Путешествовать, правда, как отмечалось, мешает хроническое безденежье. Уайльд выпрашивает авансы у издателей, клянчит деньги у знакомых, в чем ему по большей части не отказывают. Бывают дни, когда не хватает даже на тарелку супу, привычки же остались прежние: где придется, обедать не станет. Может остановить на парижской улице знакомую, причем не близкую, например певицу Нелли Мельба, и пожаловаться, что «поиздержался в дороге»: «Мадам Мельба, вы меня не узнаете? Я Оскар Уайльд, и я собираюсь совершить ужасный поступок — попросить у вас денег». «В Неаполь я бы выехал уже сегодня, — говорит он повстречавшемуся ему в кафе Винсенту О’Салливену, — но я в нелепой ситуации: у меня нет денег». Об этом же вспоминает и английский художник-портретист Огастес Джон. Уайльд парижского периода, пишет Джон, выпрашивал деньги, не испытывая при этом особого стеснения, и, бывало, отправлялся со знакомыми в ресторан, где его кормили и поили, а он своими застольными шутками и историями, которые, как всегда, блестяще импровизировал по ходу дела, «отрабатывал» ужин. А ведь еще совсем недавно его пьесы шли в лучших лондонских театрах, сразу нескольких, и он сам признавался, что зарабатывал в неделю никак не меньше сотни фунтов — годовой прожиточный минимум ни в чем не нуждающегося викторианца. В своих воспоминаниях сын Леонарда Смизерса пишет, что Уайльд, чтобы выручить побольше, продавал права на свои произведения одновременно нескольким издателям. На одну и ту же пьесу (еще не написанную) он и в самом деле подписал контракт одновременно с издателем Смизерсом и с американским режиссером Фроменом, тем самым, кто поставил в нью-йоркском «Лицеуме» «Идеального мужа».

«Мсье Себастьен» (Себастьян Мельмот) ведет жалкое существование. Живет в заштатных парижских гостиницах за 70 франков в месяц, да и тех, как правило, не платит, спит на железных кроватях, пьет абсент, прячется от знакомых (если не выпрашивает у них денег). Знакомые же, когда видят его на улице или в кафе, отворачиваются или закрываются газетой, шляпой или, как графиня де Бремон, — веером. Боятся, что возьмет в долг и не отдаст. И не хотят подавать вида, что когда-то водили с ним дружбу, более того — искали его дружбы, регулярно посещали его спектакли, а также журфиксы леди Уайльд или Констанс Уайльд, где он был самой приметной фигурой. И ладно бы только отводили глаза, прибавляли шагу или отворачивались — насмехаются, называют, чуть ли не в глаза, «знаменитой женщиной». А «знаменитой женщине» ничего не остается, как выпивать и молиться. Английский корреспондент в Париже Крис Хили застал Уайльда молящимся в соборе Парижской Богоматери: «Солнечные лучи струились сквозь витражи, звучала величественная мелодия органа, а он стоял на коленях перед алтарем с низко опущенной головой; так низко, что казалось, будто ее нет вовсе».

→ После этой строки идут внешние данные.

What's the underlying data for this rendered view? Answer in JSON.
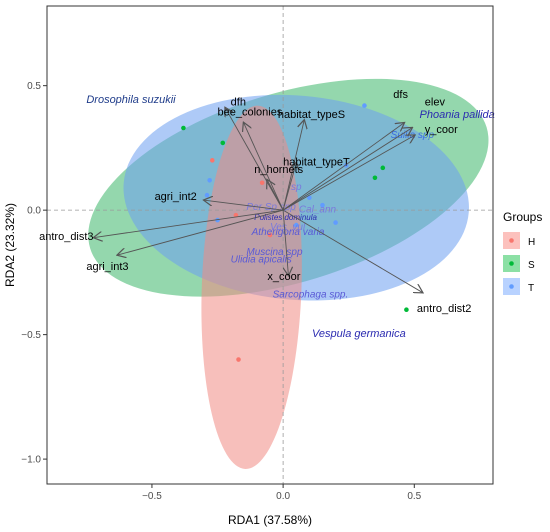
{
  "chart_data": {
    "type": "scatter",
    "xlabel": "RDA1 (37.58%)",
    "ylabel": "RDA2 (23.32%)",
    "xlim": [
      -0.9,
      0.8
    ],
    "ylim": [
      -1.1,
      0.82
    ],
    "x_ticks": [
      -0.5,
      0.0,
      0.5
    ],
    "x_tick_labels": [
      "−0.5",
      "0.0",
      "0.5"
    ],
    "y_ticks": [
      -1.0,
      -0.5,
      0.0,
      0.5
    ],
    "y_tick_labels": [
      "−1.0",
      "−0.5",
      "0.0",
      "0.5"
    ],
    "grid": false,
    "refline_color": "#9a9a9a",
    "legend": {
      "title": "Groups",
      "placement": "right",
      "items": [
        {
          "label": "H",
          "color": "#f8766d"
        },
        {
          "label": "S",
          "color": "#00ba38"
        },
        {
          "label": "T",
          "color": "#619cff"
        }
      ]
    },
    "ellipses": [
      {
        "group": "S",
        "color": "#00ba38",
        "fill": "#3cb66a",
        "opacity": 0.55,
        "center": [
          0.02,
          0.09
        ],
        "rx": 0.79,
        "ry": 0.38,
        "angle_deg": -17
      },
      {
        "group": "T",
        "color": "#619cff",
        "fill": "#6b9ff0",
        "opacity": 0.55,
        "center": [
          0.05,
          0.05
        ],
        "rx": 0.66,
        "ry": 0.41,
        "angle_deg": 5
      },
      {
        "group": "H",
        "color": "#f8766d",
        "fill": "#f08a83",
        "opacity": 0.55,
        "center": [
          -0.12,
          -0.31
        ],
        "rx": 0.19,
        "ry": 0.73,
        "angle_deg": 2
      }
    ],
    "series": [
      {
        "name": "H",
        "color": "#f8766d",
        "points": [
          [
            -0.27,
            0.2
          ],
          [
            -0.18,
            -0.02
          ],
          [
            -0.17,
            -0.6
          ],
          [
            -0.08,
            0.11
          ],
          [
            -0.05,
            -0.1
          ]
        ]
      },
      {
        "name": "S",
        "color": "#00ba38",
        "points": [
          [
            -0.38,
            0.33
          ],
          [
            -0.23,
            0.27
          ],
          [
            0.35,
            0.13
          ],
          [
            0.38,
            0.17
          ],
          [
            0.47,
            -0.4
          ]
        ]
      },
      {
        "name": "T",
        "color": "#619cff",
        "points": [
          [
            -0.28,
            0.12
          ],
          [
            -0.29,
            0.06
          ],
          [
            -0.25,
            -0.04
          ],
          [
            0.31,
            0.42
          ],
          [
            0.24,
            0.18
          ],
          [
            0.1,
            0.05
          ],
          [
            0.15,
            0.02
          ],
          [
            0.05,
            -0.06
          ],
          [
            0.2,
            -0.05
          ]
        ]
      }
    ],
    "arrows": [
      {
        "label": "dfh",
        "x": -0.22,
        "y": 0.41,
        "lx": -0.2,
        "ly": 0.42,
        "anchor": "start"
      },
      {
        "label": "bee_colonies",
        "x": -0.15,
        "y": 0.35,
        "lx": -0.25,
        "ly": 0.38,
        "anchor": "start"
      },
      {
        "label": "habitat_typeS",
        "x": 0.08,
        "y": 0.36,
        "lx": -0.02,
        "ly": 0.37,
        "anchor": "start"
      },
      {
        "label": "habitat_typeT",
        "x": 0.05,
        "y": 0.19,
        "lx": 0.0,
        "ly": 0.18,
        "anchor": "start"
      },
      {
        "label": "n_hornets",
        "x": -0.06,
        "y": 0.12,
        "lx": -0.11,
        "ly": 0.15,
        "anchor": "start"
      },
      {
        "label": "dfs",
        "x": 0.46,
        "y": 0.35,
        "lx": 0.42,
        "ly": 0.45,
        "anchor": "start"
      },
      {
        "label": "elev",
        "x": 0.49,
        "y": 0.33,
        "lx": 0.54,
        "ly": 0.42,
        "anchor": "start"
      },
      {
        "label": "y_coor",
        "x": 0.5,
        "y": 0.3,
        "lx": 0.54,
        "ly": 0.31,
        "anchor": "start"
      },
      {
        "label": "agri_int2",
        "x": -0.3,
        "y": 0.04,
        "lx": -0.49,
        "ly": 0.04,
        "anchor": "start"
      },
      {
        "label": "antro_dist3",
        "x": -0.72,
        "y": -0.11,
        "lx": -0.93,
        "ly": -0.12,
        "anchor": "start"
      },
      {
        "label": "agri_int3",
        "x": -0.63,
        "y": -0.18,
        "lx": -0.75,
        "ly": -0.24,
        "anchor": "start"
      },
      {
        "label": "x_coor",
        "x": 0.02,
        "y": -0.26,
        "lx": -0.06,
        "ly": -0.28,
        "anchor": "start"
      },
      {
        "label": "antro_dist2",
        "x": 0.53,
        "y": -0.33,
        "lx": 0.51,
        "ly": -0.41,
        "anchor": "start"
      }
    ],
    "species_labels": [
      {
        "text": "Drosophila suzukii",
        "x": -0.75,
        "y": 0.43,
        "color": "#1f3c8a",
        "size": 11
      },
      {
        "text": "Phoania pallida",
        "x": 0.52,
        "y": 0.37,
        "color": "#2a2ab0",
        "size": 11
      },
      {
        "text": "Suilia spp",
        "x": 0.41,
        "y": 0.29,
        "color": "#3c6ee0",
        "size": 10
      },
      {
        "text": "Vespula germanica",
        "x": 0.11,
        "y": -0.51,
        "color": "#2a2ab0",
        "size": 11
      },
      {
        "text": "Atherigona varia",
        "x": -0.12,
        "y": -0.1,
        "color": "#5a5ad6",
        "size": 10
      },
      {
        "text": "Muscina spp",
        "x": -0.14,
        "y": -0.18,
        "color": "#5a5ad6",
        "size": 10
      },
      {
        "text": "Ulidia apicalis",
        "x": -0.2,
        "y": -0.21,
        "color": "#5a5ad6",
        "size": 10
      },
      {
        "text": "Sarcophaga spp.",
        "x": -0.04,
        "y": -0.35,
        "color": "#5a5ad6",
        "size": 10
      },
      {
        "text": "Polistes dominula",
        "x": -0.11,
        "y": -0.04,
        "color": "#2a2ab0",
        "size": 8
      },
      {
        "text": "Per Sp spp",
        "x": -0.14,
        "y": 0.0,
        "color": "#7a7adc",
        "size": 10
      },
      {
        "text": "Cal_ann",
        "x": 0.06,
        "y": -0.01,
        "color": "#7a7adc",
        "size": 10
      },
      {
        "text": "Ves_vul",
        "x": -0.05,
        "y": -0.08,
        "color": "#7a7adc",
        "size": 10
      },
      {
        "text": "sp",
        "x": 0.03,
        "y": 0.08,
        "color": "#7a7adc",
        "size": 10
      }
    ]
  }
}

Молитвы Уайльда были услышаны. В Рединге ему повезло с Томасом Мартином: надзиратель, как мог, скрасил ему, пусть и напоследок, безотрадные тюремные будни. В Париже — с хозяином гостиницы «Эльзас» на улице Изящных искусств, в доме номер 13 (?!) в пяти минутах ходьбы от отеля «Вольтер» на набережной Вольтера, где Уайльд жил в 1883 году и дописывал «Сфинкса»; теперь «Вольтер» ему не по средствам. Как, впрочем, и второсортный «Эльзас», где Уайльд прожил в общей сложности полтора года и где умер. Жан Дюпуарье, хозяин «Эльзаса», само собой разумеется, понятия не имел, кто его постоялец, высокий, дородный господин с одутловатым лицом, скверно одетый, но с гордой осанкой, явившийся без вещей (оставлены под залог в предыдущей гостинице) и занявший четвертый номер на третьем этаже. Уайльд всегда умел «заставить себя уважать», и Дюпуарье это, как видно, сразу же почувствовал, к тому же по природе человеком он был добрым и отзывчивым. Назвался незнакомец, свободно, почти без акцента, говоривший по-французски, Себастьяном Мельмотом, от услуг коридорного наотрез отказался, и все полтора года Дюпуарье исполнял при нем роль не только рачительного хозяина, но и почтительного, исполнительного слуги.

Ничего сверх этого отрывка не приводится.